US Secretary of State Mike Pompeo says a landmark nuclear deal with Iran was "built on lies," after Israel claimed to have proof of a secret Iranian nuclear weapons programme.
Mr Pompeo said documents revealed by Israel's prime minister were authentic.
Analysts say they show nothing new, highlighting that concerns over Iran's nuclear ambitions led to the 2015 deal.
US President Donald Trump, who opposes the accord, has until 12 May to decide whether to abandon it or not, according to a BBC report Tuesday.
Other Western powers, including signatories Britain and France, say Iran has been abiding by the deal and it should be kept.
What is Iran accused of?
Israeli Prime Minister Benjamin Netanyahu on Monday accused Iran of conducting a secret nuclear weapons programme, dubbed Project Amad, and said it had continued to pursue nuclear weapons knowledge after the project was shuttered in 2003.
That followed the revelation in 2002 by an exiled Iranian opposition group that Iran was constructing secret nuclear sites in breach of the nuclear Non-Proliferation Treaty, of which Iran was a signatory.
Mr Netanyahu presented what he said was evidence of thousands of "secret nuclear files" that showed Iran had lied about its nuclear ambitions before the deal was signed in 2015.
Tension between the long-standing enemies has grown steadily since Iran built up its military presence in Syria, which lies to the north-east of Israel.
Iran has always denied seeking nuclear weapons, and agreed three years ago to curb its nuclear energy programme in return for the lifting of sanctions.

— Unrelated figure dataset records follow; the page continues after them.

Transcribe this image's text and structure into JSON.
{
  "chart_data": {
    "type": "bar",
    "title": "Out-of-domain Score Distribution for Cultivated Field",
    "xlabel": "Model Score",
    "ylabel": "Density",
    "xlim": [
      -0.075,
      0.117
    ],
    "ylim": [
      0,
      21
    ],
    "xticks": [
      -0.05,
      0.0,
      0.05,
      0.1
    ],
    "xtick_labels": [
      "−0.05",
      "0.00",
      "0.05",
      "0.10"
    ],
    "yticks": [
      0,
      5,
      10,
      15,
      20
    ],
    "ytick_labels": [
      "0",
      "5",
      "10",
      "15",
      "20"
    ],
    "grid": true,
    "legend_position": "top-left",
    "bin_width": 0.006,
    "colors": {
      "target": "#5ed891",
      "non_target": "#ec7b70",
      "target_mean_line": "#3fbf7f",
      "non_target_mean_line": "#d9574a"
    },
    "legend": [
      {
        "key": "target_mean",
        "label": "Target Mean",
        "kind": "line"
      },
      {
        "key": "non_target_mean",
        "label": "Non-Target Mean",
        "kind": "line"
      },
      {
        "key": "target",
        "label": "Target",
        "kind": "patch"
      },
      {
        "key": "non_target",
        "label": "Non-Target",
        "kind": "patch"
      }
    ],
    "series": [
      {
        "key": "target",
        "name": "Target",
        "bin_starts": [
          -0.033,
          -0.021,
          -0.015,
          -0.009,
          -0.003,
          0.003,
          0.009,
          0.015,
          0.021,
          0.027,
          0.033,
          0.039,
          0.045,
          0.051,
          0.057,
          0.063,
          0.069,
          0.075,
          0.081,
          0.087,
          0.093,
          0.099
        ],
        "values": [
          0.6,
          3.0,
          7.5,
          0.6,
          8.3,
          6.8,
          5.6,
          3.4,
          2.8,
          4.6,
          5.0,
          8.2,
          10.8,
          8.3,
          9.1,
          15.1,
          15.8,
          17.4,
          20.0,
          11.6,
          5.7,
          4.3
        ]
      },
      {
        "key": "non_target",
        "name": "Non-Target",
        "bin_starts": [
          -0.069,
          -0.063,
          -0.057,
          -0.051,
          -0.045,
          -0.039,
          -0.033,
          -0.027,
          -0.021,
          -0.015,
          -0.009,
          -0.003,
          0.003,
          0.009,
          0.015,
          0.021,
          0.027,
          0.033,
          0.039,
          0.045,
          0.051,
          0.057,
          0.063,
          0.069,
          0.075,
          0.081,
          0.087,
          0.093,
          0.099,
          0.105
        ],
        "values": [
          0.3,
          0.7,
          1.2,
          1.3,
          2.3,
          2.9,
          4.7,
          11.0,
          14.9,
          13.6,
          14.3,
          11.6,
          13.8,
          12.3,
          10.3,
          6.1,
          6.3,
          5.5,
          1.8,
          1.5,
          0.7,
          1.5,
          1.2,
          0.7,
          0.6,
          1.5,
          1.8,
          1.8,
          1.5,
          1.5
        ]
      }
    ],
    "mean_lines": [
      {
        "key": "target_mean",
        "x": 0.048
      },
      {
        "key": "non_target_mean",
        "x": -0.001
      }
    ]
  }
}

The Israeli prime minister did not provide evidence that Iran had violated the accord since it went into effect in early 2016. But he insisted that Project Amad had continued at the Iranian defence ministry - citing the head of the programme as saying: "Special activities will be carried out under the title of scientific know-how developments."
Mr Netanyahu said he had shared the files with the US, and they would be submitted to the International Atomic Energy Agency (IAEA), which has been tasked with investigating Iran's nuclear past.
What does the US say?
The new secretary of state said the documents were proof "beyond any doubt" that "the Iranian regime was not telling the truth".
"Iran hid a vast atomic archive from the world and from the IAEA - until today," Mr Pompeo added.
Mr Trump, who has been vocal about his opposition to the Obama-era deal, said he had viewed part of Mr Netanyahu's presentation and said the situation was "not acceptable".
He said he would make a decision on whether to retain the deal in the next 12 days.
What is Iran’s reaction?
Iran's Foreign Minister Javad Zarif said the move by Mr Netanyahu was a stunt to influence Mr Trump's decision on whether the US should stick with the nuclear deal.
He said the documents were a rehash of old allegations already dealt with by the IAEA. A former chief inspector at the agency told the Guardian newspaper his department had seen some of the documentation presented by the Israeli prime minister as early as 2005.